A NATO summit this week is unlikely to see a breakthrough to overcome Turkey's opposition to Sweden and Finland's membership bids as Ankara takes an unrushed approach to negotiations, according to Turkish officials and Western diplomats.
In response to Russia's invasion of Ukraine, Sweden and Finland applied for NATO membership in what would be a historic enlargement of the Western defence pact. But Turkish President Tayyip Erdogan surprised allies by opposing it in May over what he called the Nordic countries' support for terrorist groups.
Any membership bid requires approval of all 30 members of NATO, whose leaders convene in Madrid on June 29-30 in what some had billed as a stage to seal a deal.
Turkish negotiators are not concerned with deadlines imposed by foreign allies and are ready to press on for months if needed for the Nordic states to drop arms embargoes and crack down on what it sees as terrorist groups, the four sources told Reuters.
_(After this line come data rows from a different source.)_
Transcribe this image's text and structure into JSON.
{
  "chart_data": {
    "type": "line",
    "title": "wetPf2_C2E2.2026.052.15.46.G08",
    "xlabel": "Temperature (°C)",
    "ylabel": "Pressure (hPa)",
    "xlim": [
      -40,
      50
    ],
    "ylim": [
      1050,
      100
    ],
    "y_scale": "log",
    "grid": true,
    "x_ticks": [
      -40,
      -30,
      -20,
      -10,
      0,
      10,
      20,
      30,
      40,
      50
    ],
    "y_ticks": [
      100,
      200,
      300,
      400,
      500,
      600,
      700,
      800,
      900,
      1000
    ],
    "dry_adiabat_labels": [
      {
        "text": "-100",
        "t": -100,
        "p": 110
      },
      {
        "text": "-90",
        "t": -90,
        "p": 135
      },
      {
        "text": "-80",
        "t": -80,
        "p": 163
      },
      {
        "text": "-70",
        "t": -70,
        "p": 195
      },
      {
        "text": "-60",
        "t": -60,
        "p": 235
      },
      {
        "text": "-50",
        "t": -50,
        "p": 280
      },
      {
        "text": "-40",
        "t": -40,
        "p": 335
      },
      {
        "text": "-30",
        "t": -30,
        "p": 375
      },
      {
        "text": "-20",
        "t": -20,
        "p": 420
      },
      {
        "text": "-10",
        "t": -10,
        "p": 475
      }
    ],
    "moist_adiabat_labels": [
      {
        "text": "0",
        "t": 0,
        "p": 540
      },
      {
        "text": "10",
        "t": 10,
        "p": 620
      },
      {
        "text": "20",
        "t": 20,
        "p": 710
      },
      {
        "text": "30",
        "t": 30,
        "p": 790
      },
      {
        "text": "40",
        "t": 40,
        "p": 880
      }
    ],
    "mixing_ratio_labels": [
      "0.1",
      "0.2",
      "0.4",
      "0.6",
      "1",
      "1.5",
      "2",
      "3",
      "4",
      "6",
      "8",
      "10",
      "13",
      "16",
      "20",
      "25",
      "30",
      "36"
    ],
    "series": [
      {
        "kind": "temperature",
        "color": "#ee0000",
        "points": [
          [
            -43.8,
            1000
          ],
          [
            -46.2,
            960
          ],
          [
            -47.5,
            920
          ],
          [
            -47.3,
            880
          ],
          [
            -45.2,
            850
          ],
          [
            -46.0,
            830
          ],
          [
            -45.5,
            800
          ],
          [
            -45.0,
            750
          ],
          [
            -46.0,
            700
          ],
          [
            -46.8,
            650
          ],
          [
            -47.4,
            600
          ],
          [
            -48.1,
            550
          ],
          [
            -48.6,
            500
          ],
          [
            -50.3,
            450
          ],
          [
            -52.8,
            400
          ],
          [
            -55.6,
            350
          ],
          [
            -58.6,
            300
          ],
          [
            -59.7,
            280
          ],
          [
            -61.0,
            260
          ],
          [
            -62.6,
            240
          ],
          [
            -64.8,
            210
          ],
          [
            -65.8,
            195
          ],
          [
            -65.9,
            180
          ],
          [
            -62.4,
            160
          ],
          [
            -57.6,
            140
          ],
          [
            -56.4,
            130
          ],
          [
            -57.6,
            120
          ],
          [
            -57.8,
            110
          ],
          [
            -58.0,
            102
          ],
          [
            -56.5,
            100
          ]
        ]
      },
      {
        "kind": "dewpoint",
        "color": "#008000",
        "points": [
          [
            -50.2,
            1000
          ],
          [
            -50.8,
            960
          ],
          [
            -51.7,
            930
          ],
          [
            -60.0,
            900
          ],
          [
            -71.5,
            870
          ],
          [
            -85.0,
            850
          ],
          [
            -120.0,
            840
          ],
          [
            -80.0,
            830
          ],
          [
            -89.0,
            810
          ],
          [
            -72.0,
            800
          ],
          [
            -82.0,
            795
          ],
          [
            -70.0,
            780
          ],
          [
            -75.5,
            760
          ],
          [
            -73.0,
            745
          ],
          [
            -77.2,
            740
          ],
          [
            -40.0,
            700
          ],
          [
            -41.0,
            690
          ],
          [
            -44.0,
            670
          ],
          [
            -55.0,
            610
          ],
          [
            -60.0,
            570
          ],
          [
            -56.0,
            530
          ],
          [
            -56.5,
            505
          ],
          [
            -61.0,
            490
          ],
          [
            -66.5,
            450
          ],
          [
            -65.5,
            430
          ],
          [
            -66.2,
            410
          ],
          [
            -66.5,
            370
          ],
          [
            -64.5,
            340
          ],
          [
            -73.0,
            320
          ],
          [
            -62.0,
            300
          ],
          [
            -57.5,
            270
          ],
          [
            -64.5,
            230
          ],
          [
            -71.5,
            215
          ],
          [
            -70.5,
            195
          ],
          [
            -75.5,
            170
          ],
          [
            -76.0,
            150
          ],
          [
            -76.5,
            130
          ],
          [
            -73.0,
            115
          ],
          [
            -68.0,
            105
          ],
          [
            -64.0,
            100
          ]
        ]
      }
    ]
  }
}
Based on draft language exchanged by NATO officials and the three sides this month, a big snag is Turkey's demand that Sweden, in particular, extradites some Kurdish militants living there, said one person close to the matter.
The officials and diplomats did not rule out a last-minute deal. But Turkish presidential spokesman Ibrahim Kalin repeated a week ago that Ankara - NATO's second-biggest military and a member for 70 years - awaits binding steps and does not see the summit as a deadline.
"There were meetings, but unfortunately steps we expected are not being taken," said a Turkish government official involved in the talks. "It seems difficult for a result to come out of the NATO summit."
In an interview with broadcaster Haberturk on Sunday, Kalin said he and Deputy Foreign Minister Sedat Onal would hold fresh talks with Finnish and Swedish officials in Brussels on Monday, followed by another round of talks between the leaders of NATO, Turkey, Finland and Sweden on Tuesday before the Madrid summit.
"Attending this summit does not mean we will take a step back from our position," Kalin said, referring to Tuesday's four-way meeting. "We have largely reached an agreement, there are some issues we don't agree on. If we agree on those, that is how we're going to go to Madrid."
ELECTIONS AT HOME
The person close to the matter, who also requested anonymity due to the sensitivity of talks, said the document outlining Swedish and Finnish commitments had boiled down to a few sections not yet fully agreed.
They included the appropriate treatment of a NATO partner on arms export controls, which the Nordic states applied to Turkey in 2019; a recognition of certain groups as terrorists; and concrete action on extraditions of individuals, the person said.
Turkey ramped up engagement in mid-June but its approach "is not driven by internationally-set thresholds...like Madrid", the person said, adding one step forward was Stockholm's agreement to ongoing consultations on counter-terrorism.
Erdogan, facing tight general and presidential elections over the next 12 months, says the Nordics harbour people linked to the Kurdistan Workers Party (PKK) that is deemed a terrorist group by Turkey, the European Union and United States, as well as Gulenist followers of a cleric accused of orchestrating a coup attempt in 2016.
The tough stance has helped his polls rebound even as Turkey's inflation rate soars and its currency tumbles largely due to the president's unorthodox economic policies.
A Western diplomat said Erdogan would likely eventually back the membership bids and declare victory to voters. "But this issue could last for several more months as he looks toward an election and NATO allies get increasingly frustrated."